After lengthy negotiations, around 100 of them agreed to remain in Denmark and lodge their asylum request there. The 240 or so others were allowed to disembark late Wednesday without police intervening.

"Where they have gone I don't know. I think they were picked up by private cars or have taken taxis further away. We are no longer monitoring them," police commissioner John Andersen told news agency Ritzau.

"We didn't want to empty the train by force," he added.

Most rail services were expected to resume on Thursday.

With pressure mounting for the EU to address the crisis, Juncker urged interior ministers who are meeting next Monday to back his new plan for the relocation of 120,000 refugees from Hungary, Greece, and Italy, and a plan dating from May to relocate 40,000 others in Italy and Greece.

"It is 160,000 that Europe has to take into their arms, this has to be done in a compulsory way," said Juncker.

Countries that refuse could face financial penalties.

Slovakian Prime Minister Robert Fico was among the most vocal opponents of the quota plan, vowing that his country would not bow to pressure from either Germany or France.

"I don't want to wake up one day and have 50,000 people here in this country about whom we know nothing," he said.

As the international community grappled for a solution to the crisis, Norway's Prime Minister Erna Solberg proposed hosting a donors' conference to help the millions of Syrians displaced by war.

And at the United Nations, proposals were being floated to authorise EU countries to board and search vessels off Libya suspected of smuggling migrants.

Children who died with Aylan buried

The EU quota plans must be approved by a majority of EU states, and Berlin said it was open to a special EU refugee summit after the ministers' meeting and ahead of the next scheduled EU summit on October 14.

Germany would take more than 31,000 migrants, France 24,000 and Spain almost 15,000, under the plan.

Juncker's proposals also include a permanent relocation system, and possible revision of the EU's Dublin Treaty, under which asylum claims must be processed by the first country that refugees arrive in.

He also unveiled a list of "safe countries" including Turkey and the Balkan states that migrants would generally have to return to, plus a 1.8 billion-euro ($2.0 billion) fund to help poor sub-Saharan countries, the source of many migrants.
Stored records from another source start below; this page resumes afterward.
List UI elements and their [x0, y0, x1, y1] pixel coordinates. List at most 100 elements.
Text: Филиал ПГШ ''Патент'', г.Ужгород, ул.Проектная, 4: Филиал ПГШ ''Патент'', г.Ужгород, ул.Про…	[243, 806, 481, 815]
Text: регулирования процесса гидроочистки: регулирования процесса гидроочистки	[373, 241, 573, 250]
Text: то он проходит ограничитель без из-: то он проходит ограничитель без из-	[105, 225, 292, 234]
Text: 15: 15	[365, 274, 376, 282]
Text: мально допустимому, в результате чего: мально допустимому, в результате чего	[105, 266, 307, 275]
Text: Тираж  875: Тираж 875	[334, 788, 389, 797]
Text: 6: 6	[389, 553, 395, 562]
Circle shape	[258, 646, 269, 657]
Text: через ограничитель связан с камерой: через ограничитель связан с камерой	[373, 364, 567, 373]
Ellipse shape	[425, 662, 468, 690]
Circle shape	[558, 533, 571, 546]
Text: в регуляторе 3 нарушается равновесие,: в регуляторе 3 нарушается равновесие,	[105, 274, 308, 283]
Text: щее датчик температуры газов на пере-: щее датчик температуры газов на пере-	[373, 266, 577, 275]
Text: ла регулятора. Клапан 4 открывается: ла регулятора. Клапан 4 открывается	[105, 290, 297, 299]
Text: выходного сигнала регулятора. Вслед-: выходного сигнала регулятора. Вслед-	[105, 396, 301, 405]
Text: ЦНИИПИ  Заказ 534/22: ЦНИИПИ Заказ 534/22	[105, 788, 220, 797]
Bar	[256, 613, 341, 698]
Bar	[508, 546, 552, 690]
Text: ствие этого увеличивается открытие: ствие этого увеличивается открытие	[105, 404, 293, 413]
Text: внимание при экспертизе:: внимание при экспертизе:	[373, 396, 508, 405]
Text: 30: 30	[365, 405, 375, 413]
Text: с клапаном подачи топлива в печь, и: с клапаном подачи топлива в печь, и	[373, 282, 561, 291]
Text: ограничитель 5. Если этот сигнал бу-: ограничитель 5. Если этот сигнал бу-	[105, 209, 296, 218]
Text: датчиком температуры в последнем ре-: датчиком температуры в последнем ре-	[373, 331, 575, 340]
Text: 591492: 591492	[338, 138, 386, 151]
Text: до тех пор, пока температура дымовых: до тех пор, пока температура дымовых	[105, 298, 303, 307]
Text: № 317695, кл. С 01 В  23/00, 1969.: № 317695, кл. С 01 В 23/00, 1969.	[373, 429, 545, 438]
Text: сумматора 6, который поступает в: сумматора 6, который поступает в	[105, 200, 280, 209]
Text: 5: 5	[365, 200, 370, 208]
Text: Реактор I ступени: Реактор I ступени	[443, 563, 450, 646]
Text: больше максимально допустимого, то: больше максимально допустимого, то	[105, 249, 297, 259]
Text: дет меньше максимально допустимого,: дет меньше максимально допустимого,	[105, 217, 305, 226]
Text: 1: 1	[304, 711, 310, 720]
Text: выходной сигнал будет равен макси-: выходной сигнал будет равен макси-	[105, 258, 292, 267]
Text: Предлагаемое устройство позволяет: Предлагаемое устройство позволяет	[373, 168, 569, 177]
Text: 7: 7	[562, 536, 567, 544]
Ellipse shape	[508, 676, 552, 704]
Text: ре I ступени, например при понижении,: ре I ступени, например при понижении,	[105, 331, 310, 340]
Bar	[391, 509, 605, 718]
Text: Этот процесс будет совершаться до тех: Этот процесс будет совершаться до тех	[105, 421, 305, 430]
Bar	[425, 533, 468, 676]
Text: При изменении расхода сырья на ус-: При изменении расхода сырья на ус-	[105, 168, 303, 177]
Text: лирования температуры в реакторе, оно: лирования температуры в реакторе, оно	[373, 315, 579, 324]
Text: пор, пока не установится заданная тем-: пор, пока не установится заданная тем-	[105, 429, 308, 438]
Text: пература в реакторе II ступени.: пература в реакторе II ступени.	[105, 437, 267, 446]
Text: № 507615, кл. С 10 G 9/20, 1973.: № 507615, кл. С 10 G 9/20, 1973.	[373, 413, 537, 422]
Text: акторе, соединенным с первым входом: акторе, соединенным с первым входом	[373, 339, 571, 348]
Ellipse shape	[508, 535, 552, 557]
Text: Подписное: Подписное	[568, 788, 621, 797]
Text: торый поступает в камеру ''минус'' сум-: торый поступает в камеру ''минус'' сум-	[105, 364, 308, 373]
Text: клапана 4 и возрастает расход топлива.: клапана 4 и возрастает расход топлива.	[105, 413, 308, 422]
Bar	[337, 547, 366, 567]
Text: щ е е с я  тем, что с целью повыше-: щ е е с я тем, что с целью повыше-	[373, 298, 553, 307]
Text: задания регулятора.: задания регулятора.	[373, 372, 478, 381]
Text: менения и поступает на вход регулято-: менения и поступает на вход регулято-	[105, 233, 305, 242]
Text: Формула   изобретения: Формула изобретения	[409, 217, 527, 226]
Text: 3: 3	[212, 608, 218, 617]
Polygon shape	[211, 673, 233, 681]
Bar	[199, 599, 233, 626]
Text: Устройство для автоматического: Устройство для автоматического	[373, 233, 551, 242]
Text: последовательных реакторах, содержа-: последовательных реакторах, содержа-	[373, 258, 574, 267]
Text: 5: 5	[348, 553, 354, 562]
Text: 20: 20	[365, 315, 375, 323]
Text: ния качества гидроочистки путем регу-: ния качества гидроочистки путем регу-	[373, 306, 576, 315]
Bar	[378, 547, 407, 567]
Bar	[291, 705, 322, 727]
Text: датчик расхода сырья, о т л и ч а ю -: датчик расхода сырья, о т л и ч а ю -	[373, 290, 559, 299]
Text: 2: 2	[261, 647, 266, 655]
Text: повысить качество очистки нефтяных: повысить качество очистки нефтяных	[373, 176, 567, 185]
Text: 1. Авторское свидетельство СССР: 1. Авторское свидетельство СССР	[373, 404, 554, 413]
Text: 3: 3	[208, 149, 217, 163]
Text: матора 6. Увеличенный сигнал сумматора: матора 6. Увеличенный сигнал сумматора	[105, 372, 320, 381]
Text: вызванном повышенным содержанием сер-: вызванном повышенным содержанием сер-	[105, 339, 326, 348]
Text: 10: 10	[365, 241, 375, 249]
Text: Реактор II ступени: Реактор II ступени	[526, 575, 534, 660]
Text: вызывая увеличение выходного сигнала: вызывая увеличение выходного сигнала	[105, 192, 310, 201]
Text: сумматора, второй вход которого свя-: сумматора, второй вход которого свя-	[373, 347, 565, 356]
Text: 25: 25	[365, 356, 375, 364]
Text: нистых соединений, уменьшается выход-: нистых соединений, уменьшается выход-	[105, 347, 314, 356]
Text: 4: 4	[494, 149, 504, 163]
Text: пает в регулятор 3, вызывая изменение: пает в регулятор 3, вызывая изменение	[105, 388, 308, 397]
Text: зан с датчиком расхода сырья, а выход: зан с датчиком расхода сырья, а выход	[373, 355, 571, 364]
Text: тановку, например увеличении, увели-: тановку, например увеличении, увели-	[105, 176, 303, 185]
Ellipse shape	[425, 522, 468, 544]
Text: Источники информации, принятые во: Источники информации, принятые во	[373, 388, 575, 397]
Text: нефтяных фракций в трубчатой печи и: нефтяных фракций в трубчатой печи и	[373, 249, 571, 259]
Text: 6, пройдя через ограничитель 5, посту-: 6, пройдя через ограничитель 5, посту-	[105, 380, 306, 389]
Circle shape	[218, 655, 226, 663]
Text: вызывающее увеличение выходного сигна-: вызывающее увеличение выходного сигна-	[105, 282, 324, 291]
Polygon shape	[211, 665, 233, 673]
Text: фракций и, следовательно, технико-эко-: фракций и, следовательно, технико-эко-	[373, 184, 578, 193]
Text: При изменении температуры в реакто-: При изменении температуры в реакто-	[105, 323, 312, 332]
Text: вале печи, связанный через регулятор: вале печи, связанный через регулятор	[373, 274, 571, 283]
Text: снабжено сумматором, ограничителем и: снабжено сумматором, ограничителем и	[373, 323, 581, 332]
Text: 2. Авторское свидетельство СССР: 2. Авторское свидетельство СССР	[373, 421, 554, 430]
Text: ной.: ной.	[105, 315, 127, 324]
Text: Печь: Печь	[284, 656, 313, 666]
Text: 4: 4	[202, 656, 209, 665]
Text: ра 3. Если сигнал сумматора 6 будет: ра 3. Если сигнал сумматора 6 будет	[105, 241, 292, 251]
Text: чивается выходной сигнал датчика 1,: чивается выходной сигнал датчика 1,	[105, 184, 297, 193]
More than 380,000 people have arrived in Europe by sea this year, figures from the UN's refugee agency showed Tuesday, including close to 260,000 in Greece and 121,000 in Italy.
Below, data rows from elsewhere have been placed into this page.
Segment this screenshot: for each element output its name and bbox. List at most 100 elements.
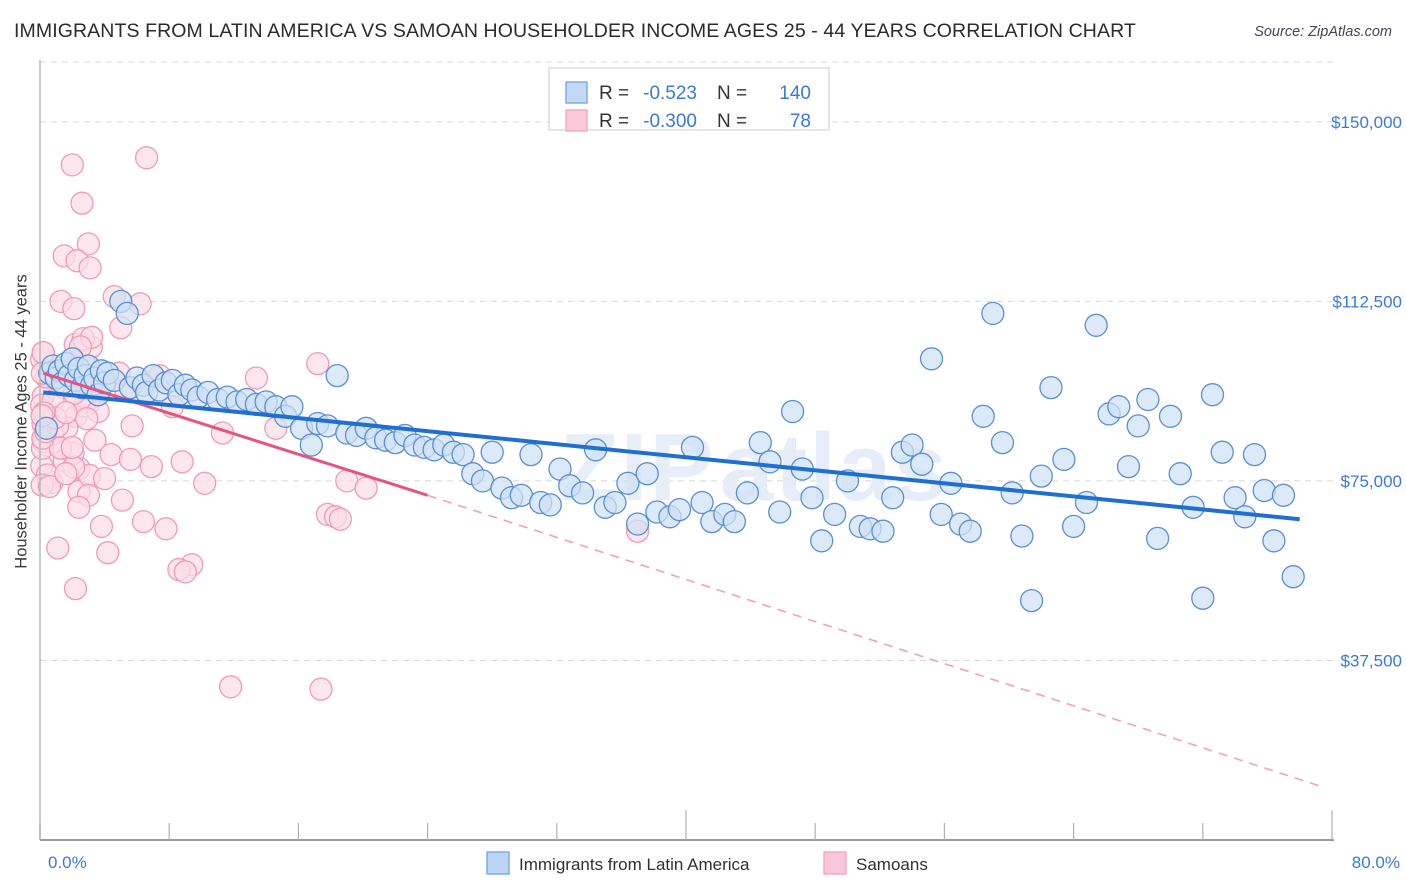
data-point-immigrants: [1281, 565, 1305, 589]
data-point-immigrants: [1019, 588, 1044, 613]
stats-legend-swatch-samoans: [565, 109, 588, 132]
data-point-immigrants: [616, 471, 640, 495]
data-point-immigrants: [1107, 395, 1131, 419]
data-point-immigrants: [822, 502, 847, 527]
data-point-samoan: [60, 153, 84, 177]
data-point-samoan: [244, 366, 269, 390]
data-point-immigrants: [971, 404, 995, 428]
data-point-immigrants: [667, 497, 692, 522]
data-point-immigrants: [1262, 529, 1286, 553]
data-point-immigrants: [1200, 383, 1225, 407]
x-axis-min-label: 0.0%: [48, 853, 87, 872]
data-point-samoan: [306, 351, 330, 376]
data-point-immigrants: [990, 430, 1015, 455]
data-point-immigrants: [34, 416, 59, 440]
data-point-immigrants: [1271, 483, 1296, 507]
data-point-samoan: [78, 256, 102, 280]
data-point-immigrants: [1074, 490, 1099, 515]
data-point-immigrants: [748, 430, 772, 455]
data-point-samoan: [118, 447, 143, 472]
data-point-samoan: [67, 495, 91, 519]
data-point-immigrants: [1010, 524, 1034, 548]
x-axis-max-label: 80.0%: [1352, 853, 1400, 872]
stats-legend-n-label: N =: [717, 111, 747, 132]
data-point-immigrants: [768, 500, 792, 524]
data-point-immigrants: [722, 509, 747, 534]
data-point-immigrants: [538, 493, 562, 517]
data-point-samoan: [110, 488, 135, 512]
bottom-legend-label-samoans[interactable]: Samoans: [856, 855, 928, 874]
data-point-immigrants: [1061, 514, 1086, 539]
data-point-samoan: [328, 507, 353, 531]
data-point-immigrants: [1191, 586, 1215, 610]
data-point-samoan: [120, 414, 144, 438]
data-point-immigrants: [881, 486, 905, 510]
data-point-immigrants: [1136, 387, 1160, 412]
data-point-samoan: [131, 509, 156, 534]
data-point-immigrants: [1145, 526, 1170, 551]
y-axis-tick-label: $37,500: [1341, 651, 1402, 670]
y-axis-tick-label: $75,000: [1341, 472, 1402, 491]
data-point-immigrants: [480, 440, 504, 464]
data-point-immigrants: [1210, 440, 1234, 464]
bottom-legend-swatch-samoans[interactable]: [823, 851, 847, 875]
stats-legend-swatch-immigrants: [565, 81, 588, 104]
data-point-samoan: [96, 541, 120, 565]
data-point-samoan: [75, 407, 99, 431]
stats-legend-box: [548, 67, 830, 131]
data-point-immigrants: [1233, 505, 1257, 529]
data-point-immigrants: [325, 363, 349, 388]
data-point-immigrants: [929, 502, 953, 527]
data-point-samoan: [139, 454, 164, 479]
stats-legend-r-label: R =: [599, 111, 629, 132]
data-point-immigrants: [570, 481, 595, 505]
trendline-immigrants: [43, 390, 1300, 522]
stats-legend-r-label: R =: [599, 83, 629, 104]
data-point-immigrants: [625, 512, 650, 536]
data-point-samoan: [193, 471, 217, 495]
data-point-samoan: [173, 560, 197, 584]
data-point-immigrants: [910, 452, 934, 476]
bottom-legend-swatch-immigrants[interactable]: [486, 851, 510, 875]
data-point-immigrants: [1242, 442, 1267, 467]
stats-legend-r-value: -0.300: [643, 111, 697, 132]
data-point-immigrants: [810, 529, 834, 553]
data-point-samoan: [83, 428, 107, 452]
data-point-immigrants: [1029, 464, 1053, 488]
data-point-immigrants: [1052, 447, 1076, 472]
y-axis-tick-label: $150,000: [1331, 113, 1402, 132]
data-point-samoan: [37, 474, 62, 499]
data-point-samoan: [309, 677, 333, 701]
data-point-immigrants: [280, 395, 304, 419]
bottom-legend-label-immigrants[interactable]: Immigrants from Latin America: [519, 855, 750, 874]
page-title: IMMIGRANTS FROM LATIN AMERICA VS SAMOAN …: [14, 20, 1136, 42]
y-axis-tick-label: $112,500: [1332, 292, 1402, 311]
data-point-samoan: [46, 536, 70, 560]
data-point-samoan: [354, 476, 378, 500]
stats-legend-n-value: 78: [790, 111, 811, 132]
data-point-immigrants: [635, 462, 659, 486]
data-point-immigrants: [780, 399, 805, 424]
data-point-immigrants: [958, 519, 982, 543]
data-point-immigrants: [1168, 462, 1192, 486]
data-point-samoan: [62, 296, 86, 321]
data-point-immigrants: [1223, 486, 1247, 510]
data-point-samoan: [63, 576, 88, 601]
data-point-samoan: [76, 232, 101, 256]
data-point-immigrants: [871, 519, 895, 543]
data-point-samoan: [154, 517, 178, 541]
data-point-immigrants: [115, 301, 139, 326]
data-point-immigrants: [758, 450, 782, 474]
data-point-samoan: [60, 435, 84, 460]
data-point-immigrants: [919, 347, 944, 371]
data-point-immigrants: [690, 490, 714, 515]
data-point-immigrants: [900, 433, 924, 457]
data-point-immigrants: [1039, 375, 1063, 400]
data-point-immigrants: [1084, 313, 1108, 337]
data-point-immigrants: [1126, 414, 1150, 438]
data-point-samoan: [54, 400, 78, 425]
trendline-samoans: [42, 371, 429, 497]
data-point-immigrants: [680, 435, 705, 460]
data-point-samoan: [70, 191, 94, 215]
The human cost of the tragedy was highlighted as an Iraqi family caught up in the boat accident that claimed the life of Aylan Kurdi buried their two children who drowned along with the Syrian toddler on their way to Greece.

"Everyone was talking about this route, so we decided that we would leave, to provide them with a better life," said Zainab Abbas, the mother of eight-year-old boy Haidar and 12-year-old girl Zainab, who died in the accident off the coast of Turkey.